Here is the full solution for reference:

def curry_up_now(item_price):
    def order_quantity(item_quantity):
        def by(ordered_at):
            result = order_now(item_price, item_quantity, ordered_at)
            print(result)
            if result != "Wait!":
                return lambda item_quantity: lambda ordered_at: order_meal(item_price * 0.5, item_quantity, ordered_at)
                # otherwise return None
        return by
    return order_quantity

Part (e) asks us to condense this tongue-twister into a single line. It means we need to perform all of the following in the single line of code:

result = order_now(item_price, item_quantity, ordered_at)
print(result)
if result != "Wait!":
    return lambda item_quantity: lambda ordered_at: order_meal(item_price * 0.5, item_quantity, ordered_at)

First of all, we can try replacing result on lines 2 and 3 above with a call to order_now, so there is no need to have a variable result. Something like:

print(order_now(item_price, item_quantity, ordered_at))
if order_now(item_price, item_quantity, ordered_at) != "Wait!":
    return lambda item_quantity: lambda ordered_at: order_meal(item_price * 0.5, item_quantity, ordered_at)

Okay, one line is gone. The conditional expression always rescued us in previous problems, when we needed a one-liner, so let’s try utilize it here as well:

print(order_now(item_price, item_quantity, ordered_at))
return lambda q: lambda h: order_meal(item_price * 0.5, q, h) if order_now(item_price, item_quantity, ordered_at) != "Wait!" else None
  • The arguments of the lambda functino that we return were changed to q and h to not get confused with the call that happens in the condition.

Finally, we need a way for both of these lines to execute in a single line and the last expression (conditional one) should be returned. Since a call to print returns None, which is considered falsey value, we can put or between a call to print and the conditional expression:

return print(order_now(item_price, item_quantity, ordered_at)) or ( (lambda q: lambda h: order_meal(item_price * 0.5, q, h)) if order_now(item_price, item_quantity, ordered_at) != "Wait!" else None)

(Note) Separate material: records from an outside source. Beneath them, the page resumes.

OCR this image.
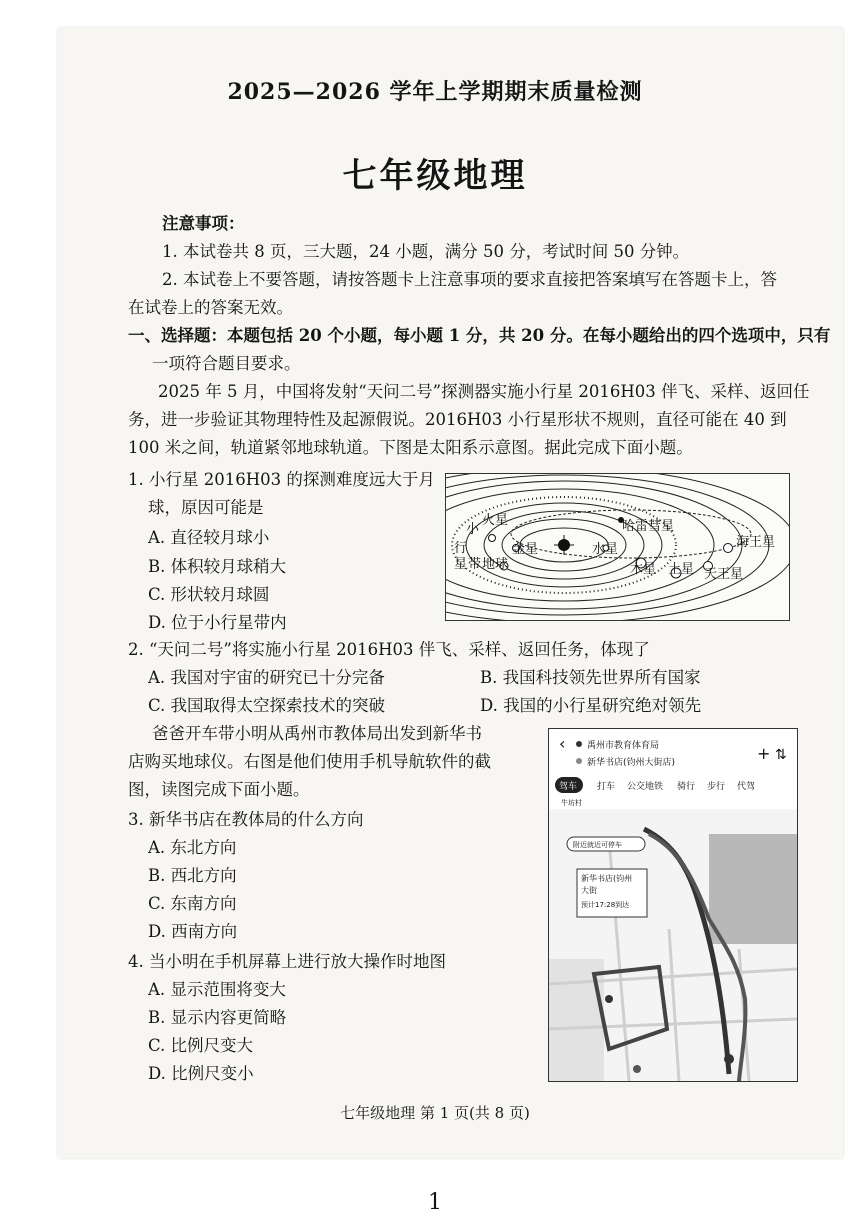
2025—2026 学年上学期期末质量检测
七年级地理
注意事项：
1. 本试卷共 8 页，三大题，24 小题，满分 50 分，考试时间 50 分钟。
2. 本试卷上不要答题，请按答题卡上注意事项的要求直接把答案填写在答题卡上，答
在试卷上的答案无效。
一、选择题：本题包括 20 个小题，每小题 1 分，共 20 分。在每小题给出的四个选项中，只有
一项符合题目要求。
2025 年 5 月，中国将发射“天问二号”探测器实施小行星 2016H03 伴飞、采样、返回任
务，进一步验证其物理特性及起源假说。2016H03 小行星形状不规则，直径可能在 40 到
100 米之间，轨道紧邻地球轨道。下图是太阳系示意图。据此完成下面小题。
1. 小行星 2016H03 的探测难度远大于月
球，原因可能是
A. 直径较月球小
B. 体积较月球稍大
C. 形状较月球圆
D. 位于小行星带内
小
火星
行
星 带 地球
金星	水星
哈雷彗星
海王星
木星 土星 天王星
2. “天问二号”将实施小行星 2016H03 伴飞、采样、返回任务，体现了
A. 我国对宇宙的研究已十分完备	B. 我国科技领先世界所有国家
C. 我国取得太空探索技术的突破	D. 我国的小行星研究绝对领先
爸爸开车带小明从禹州市教体局出发到新华书
店购买地球仪。右图是他们使用手机导航软件的截
图，读图完成下面小题。
3. 新华书店在教体局的什么方向
A. 东北方向
B. 西北方向
C. 东南方向
D. 西南方向
4. 当小明在手机屏幕上进行放大操作时地图
A. 显示范围将变大
B. 显示内容更简略
C. 比例尺变大
D. 比例尺变小
‹ 禹州市教育体育局
新华书店(钧州大街店)	+ ⇅
驾车 打车 公交地铁 骑行 步行 代驾
牛坊村
附近就近可停车
新华书店(钧州
大街
预计17:28到达
七年级地理 第 1 页(共 8 页)
1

A call to print will display the result of order_now call and then will be evaluated to None . The return expression will look like:

return None or ( (lambda q: lambda h: order_meal(item_price * 0.5, q, h)) if order_now(item_price, item_quantity, ordered_at) != "Wait!" else None)

Such expression will inevitably return the result of evaluating the conditional expression, which is either None (if our second call to order_now resulted in “Wait!”) or the chain of two functions that make a discounted order.